Absolutely, Positively Josie said...

i think you hit the nail on the head, Keelie, when you said you will need to keep your head in the The Bible! in your weakness you prove Christ's strength. thank you for doing it here!

xoxo

Josie

Kimberly said...

Thanks for the reminder of where I need to be too. This is not the easiest of journey's, but the Bible is our compass that points us in the right direction.

Be blessed!!!

Molly said...

Not only do we need to focus day to day but we also need to look at the "Bad" days. What did we learn? If we didn't have bad days we wouldn't have the knowledge to overcome.

Katie said...

So encouraging. Sometime I feel that voice in my head saying, "okay, you didn't eat that pie last night, so today you can eat whatever." It makes no sense! haha. Thanks for the reminder to live for each day, as it is such a blessing.

Kate said...

When I got sober and had that first rush of accomplishment and grace, I figured, I'd NEVER want to drink again.

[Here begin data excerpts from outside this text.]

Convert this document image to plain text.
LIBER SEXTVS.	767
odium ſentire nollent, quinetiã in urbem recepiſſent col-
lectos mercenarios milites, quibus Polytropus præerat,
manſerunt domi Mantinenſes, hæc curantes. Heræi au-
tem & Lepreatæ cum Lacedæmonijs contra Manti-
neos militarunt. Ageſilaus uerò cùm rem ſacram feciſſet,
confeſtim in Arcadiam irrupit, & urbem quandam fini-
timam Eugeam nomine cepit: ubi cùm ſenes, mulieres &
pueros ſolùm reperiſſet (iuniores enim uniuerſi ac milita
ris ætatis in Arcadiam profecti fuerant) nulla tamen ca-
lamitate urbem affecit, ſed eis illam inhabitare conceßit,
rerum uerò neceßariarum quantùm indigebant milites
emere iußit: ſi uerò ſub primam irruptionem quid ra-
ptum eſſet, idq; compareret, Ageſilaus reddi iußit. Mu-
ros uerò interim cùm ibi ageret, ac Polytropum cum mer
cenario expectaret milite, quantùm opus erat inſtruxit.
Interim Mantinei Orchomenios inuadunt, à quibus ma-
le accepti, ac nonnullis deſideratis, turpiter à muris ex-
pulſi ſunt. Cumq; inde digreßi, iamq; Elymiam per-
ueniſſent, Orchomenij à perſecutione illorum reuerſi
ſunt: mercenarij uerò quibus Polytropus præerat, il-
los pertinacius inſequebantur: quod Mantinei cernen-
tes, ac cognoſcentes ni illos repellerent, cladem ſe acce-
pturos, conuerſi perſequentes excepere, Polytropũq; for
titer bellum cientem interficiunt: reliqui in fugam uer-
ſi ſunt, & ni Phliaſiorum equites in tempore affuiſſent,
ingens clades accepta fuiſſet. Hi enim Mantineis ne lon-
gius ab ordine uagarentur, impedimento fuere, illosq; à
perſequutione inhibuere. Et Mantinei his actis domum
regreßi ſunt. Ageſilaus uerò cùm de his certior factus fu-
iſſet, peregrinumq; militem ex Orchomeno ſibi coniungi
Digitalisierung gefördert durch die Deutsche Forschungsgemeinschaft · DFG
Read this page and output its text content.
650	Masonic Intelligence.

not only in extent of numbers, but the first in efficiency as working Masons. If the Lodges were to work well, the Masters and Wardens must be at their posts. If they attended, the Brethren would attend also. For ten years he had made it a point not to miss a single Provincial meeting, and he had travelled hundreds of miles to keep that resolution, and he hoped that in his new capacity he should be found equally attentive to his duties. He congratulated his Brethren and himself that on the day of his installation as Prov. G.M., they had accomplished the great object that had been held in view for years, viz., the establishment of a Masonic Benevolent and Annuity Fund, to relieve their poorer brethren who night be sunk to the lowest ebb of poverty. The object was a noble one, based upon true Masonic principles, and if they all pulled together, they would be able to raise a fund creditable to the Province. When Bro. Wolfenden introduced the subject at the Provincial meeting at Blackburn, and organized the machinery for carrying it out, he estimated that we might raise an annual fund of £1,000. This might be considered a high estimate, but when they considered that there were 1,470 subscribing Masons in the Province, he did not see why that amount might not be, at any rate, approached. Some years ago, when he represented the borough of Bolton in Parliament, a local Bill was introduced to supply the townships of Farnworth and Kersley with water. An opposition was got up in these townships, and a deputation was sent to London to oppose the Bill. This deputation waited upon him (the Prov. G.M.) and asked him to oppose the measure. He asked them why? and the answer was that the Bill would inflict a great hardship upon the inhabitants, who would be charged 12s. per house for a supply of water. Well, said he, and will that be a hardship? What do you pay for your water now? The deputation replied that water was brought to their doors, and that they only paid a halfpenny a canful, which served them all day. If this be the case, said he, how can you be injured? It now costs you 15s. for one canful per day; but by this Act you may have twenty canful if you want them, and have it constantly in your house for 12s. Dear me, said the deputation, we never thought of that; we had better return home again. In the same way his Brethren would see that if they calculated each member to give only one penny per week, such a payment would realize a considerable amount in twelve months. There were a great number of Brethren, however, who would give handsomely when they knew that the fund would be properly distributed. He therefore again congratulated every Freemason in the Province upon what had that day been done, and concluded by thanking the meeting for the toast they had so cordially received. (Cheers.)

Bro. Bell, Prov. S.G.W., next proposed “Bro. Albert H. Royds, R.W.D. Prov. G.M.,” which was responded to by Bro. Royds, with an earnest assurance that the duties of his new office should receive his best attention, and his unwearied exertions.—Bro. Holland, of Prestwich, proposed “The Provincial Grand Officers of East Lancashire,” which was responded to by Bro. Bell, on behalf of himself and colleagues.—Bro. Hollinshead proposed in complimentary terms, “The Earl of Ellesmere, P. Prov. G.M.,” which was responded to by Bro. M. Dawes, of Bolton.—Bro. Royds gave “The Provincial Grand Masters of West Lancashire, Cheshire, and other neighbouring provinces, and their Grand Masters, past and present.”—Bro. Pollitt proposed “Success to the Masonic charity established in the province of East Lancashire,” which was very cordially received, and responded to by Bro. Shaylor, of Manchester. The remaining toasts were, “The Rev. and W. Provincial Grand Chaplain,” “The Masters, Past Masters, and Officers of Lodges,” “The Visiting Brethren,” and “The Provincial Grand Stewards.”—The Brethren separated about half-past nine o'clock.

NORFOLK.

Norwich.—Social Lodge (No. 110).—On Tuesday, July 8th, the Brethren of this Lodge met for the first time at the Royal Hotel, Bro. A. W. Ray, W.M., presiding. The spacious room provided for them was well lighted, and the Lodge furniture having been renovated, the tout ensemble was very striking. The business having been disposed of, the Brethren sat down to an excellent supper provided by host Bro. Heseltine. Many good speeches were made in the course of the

Nope. From the mouth of a man who had been sober for 35 years when he died, "You will always have those thoughts. They are never far from you. Your job is to acknowledge them, not entertain them. Move your thoughts to the person that needs your help. God will remove that craving from you. Immediately." And darned if he wasn't right.

When I stop thinking about me, me, me and start thinking about the person who is still suffering and what I can do to assist them on their journey, I am doing God's will. And well? That keeps it all in perspective.

Keep on, my friend.

99ToGo said...

His mercies ARE new every morning, and for that I'll be forever grateful. Sounds like you're focused right where you need to be: on your Strength and your Hope :)

99ToGo said...

Hey Keelie, me again. Just checking in on you! I hope things are going well for you and that you've been busy having fun with your family. Just wanted you to know that I'm praying for you!

Married with Children..... said...

Got to know...where did you get your gray sweater in this picture??? It looks lite weight and I have been looking for a black one like this!